SAN FRANCISCO — Charlie Hufnagel isn't sure whether he wants an iPhone 5 when it goes on sale Friday, but that didn't stop him from being first in line at the Apple store near Union Square. In fact, he's been there since Monday morning — after all, he's being paid for it.
Huge crowds and guaranteed media coverage have spawned a subculture of enterprising opportunists piggybacking off Apple hype. With the company set to release its highly anticipated iPhone 5, dozens of people are already gathered outside high-profile stores around the country.
Many are not there to buy the smartphone; they're hawking brands, blogs and products or looking to score easy cash. All they have to do is wait in line.
In San Francisco, Hufnagel responded to a post on TaskRabbit, a website where users can outsource household tasks and errands, and agreed to wait in line at an Apple store for five days for $1,500. Once word got to TaskRabbit, employees dropped off a bunch of company apparel and signs that read: “#SkipTheLine with TaskRabbit.” Hufnagel — who set up a green REI tent, yoga mat and folding chair in front of the store — also made his own sign promoting his Twitter handle.

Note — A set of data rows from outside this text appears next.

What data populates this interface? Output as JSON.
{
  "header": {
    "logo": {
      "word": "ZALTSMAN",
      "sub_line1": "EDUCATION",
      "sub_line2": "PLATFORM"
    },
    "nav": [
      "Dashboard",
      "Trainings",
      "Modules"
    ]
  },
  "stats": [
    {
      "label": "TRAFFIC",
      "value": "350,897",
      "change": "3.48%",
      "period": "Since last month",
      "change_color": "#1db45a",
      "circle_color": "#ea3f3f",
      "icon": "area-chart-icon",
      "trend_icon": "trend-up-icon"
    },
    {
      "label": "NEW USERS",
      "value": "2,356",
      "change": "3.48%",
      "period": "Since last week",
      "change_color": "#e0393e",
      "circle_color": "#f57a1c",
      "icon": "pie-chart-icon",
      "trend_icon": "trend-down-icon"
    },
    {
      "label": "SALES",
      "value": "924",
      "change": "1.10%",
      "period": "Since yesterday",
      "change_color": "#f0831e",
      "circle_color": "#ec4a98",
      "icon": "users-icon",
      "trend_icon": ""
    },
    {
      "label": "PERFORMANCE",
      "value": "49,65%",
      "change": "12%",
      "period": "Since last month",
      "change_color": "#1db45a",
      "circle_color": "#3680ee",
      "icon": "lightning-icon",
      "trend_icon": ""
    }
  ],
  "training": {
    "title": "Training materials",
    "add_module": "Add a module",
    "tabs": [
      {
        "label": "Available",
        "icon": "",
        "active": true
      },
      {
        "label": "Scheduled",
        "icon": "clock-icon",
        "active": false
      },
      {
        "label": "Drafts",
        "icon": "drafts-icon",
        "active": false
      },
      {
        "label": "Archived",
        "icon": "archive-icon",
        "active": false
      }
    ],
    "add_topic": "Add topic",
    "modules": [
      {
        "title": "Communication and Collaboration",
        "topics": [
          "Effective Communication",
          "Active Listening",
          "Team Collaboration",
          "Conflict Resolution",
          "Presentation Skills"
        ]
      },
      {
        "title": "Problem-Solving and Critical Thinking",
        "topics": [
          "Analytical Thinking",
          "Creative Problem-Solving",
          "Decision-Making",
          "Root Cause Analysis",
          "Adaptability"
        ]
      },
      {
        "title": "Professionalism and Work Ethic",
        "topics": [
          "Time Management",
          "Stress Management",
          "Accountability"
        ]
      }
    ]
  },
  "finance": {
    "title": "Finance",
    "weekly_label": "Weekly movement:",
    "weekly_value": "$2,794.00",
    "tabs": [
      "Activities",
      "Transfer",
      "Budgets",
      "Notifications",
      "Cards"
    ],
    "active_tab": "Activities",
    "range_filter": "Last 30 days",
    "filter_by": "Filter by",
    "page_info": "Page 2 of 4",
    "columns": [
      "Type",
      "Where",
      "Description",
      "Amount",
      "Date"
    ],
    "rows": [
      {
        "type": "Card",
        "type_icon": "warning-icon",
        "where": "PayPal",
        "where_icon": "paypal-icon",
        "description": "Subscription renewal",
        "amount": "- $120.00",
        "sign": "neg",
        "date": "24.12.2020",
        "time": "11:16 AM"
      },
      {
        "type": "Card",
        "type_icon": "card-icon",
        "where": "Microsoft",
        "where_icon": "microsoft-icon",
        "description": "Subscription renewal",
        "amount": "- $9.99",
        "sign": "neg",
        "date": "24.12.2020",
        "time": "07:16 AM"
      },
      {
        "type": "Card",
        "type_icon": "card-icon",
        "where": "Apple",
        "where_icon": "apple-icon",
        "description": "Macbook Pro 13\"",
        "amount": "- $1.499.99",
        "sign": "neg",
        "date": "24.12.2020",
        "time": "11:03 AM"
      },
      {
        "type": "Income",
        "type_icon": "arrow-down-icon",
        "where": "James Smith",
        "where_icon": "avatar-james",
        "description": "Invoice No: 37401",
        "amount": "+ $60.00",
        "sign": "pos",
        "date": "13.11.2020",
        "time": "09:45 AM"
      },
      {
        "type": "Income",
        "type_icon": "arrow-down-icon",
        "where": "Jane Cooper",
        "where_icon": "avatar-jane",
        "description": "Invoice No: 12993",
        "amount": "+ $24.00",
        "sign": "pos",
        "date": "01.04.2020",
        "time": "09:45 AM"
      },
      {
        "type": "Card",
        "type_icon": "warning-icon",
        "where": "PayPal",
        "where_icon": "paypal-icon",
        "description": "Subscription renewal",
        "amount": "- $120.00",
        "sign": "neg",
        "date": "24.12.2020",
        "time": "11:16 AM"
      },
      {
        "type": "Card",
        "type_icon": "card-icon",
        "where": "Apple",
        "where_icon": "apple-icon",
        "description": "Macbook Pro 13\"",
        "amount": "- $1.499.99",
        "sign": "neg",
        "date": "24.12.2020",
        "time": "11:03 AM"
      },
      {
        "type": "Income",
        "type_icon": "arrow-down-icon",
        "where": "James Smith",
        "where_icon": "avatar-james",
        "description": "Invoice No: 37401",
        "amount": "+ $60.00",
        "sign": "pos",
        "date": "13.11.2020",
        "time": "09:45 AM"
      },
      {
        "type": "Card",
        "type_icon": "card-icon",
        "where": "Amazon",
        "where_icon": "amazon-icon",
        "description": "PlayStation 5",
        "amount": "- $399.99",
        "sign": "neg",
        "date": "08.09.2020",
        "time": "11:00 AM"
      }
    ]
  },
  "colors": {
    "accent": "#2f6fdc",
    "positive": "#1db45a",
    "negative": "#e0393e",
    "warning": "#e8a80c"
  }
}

“The hours are weird, but I get to meet a lot of interesting people,” said Hufnagel, 24, an unemployed San Francisco resident. “I do feel a little like a zoo animal.”
And what kind of person would be willing to shell out hundreds of dollars to avoid waiting in line? “It seemed like an older guy who didn't want the attention and publicity but wanted to be one of the first people to get his hands on a new iPhone,” Hufnagel said. “A guy with a lot of money.”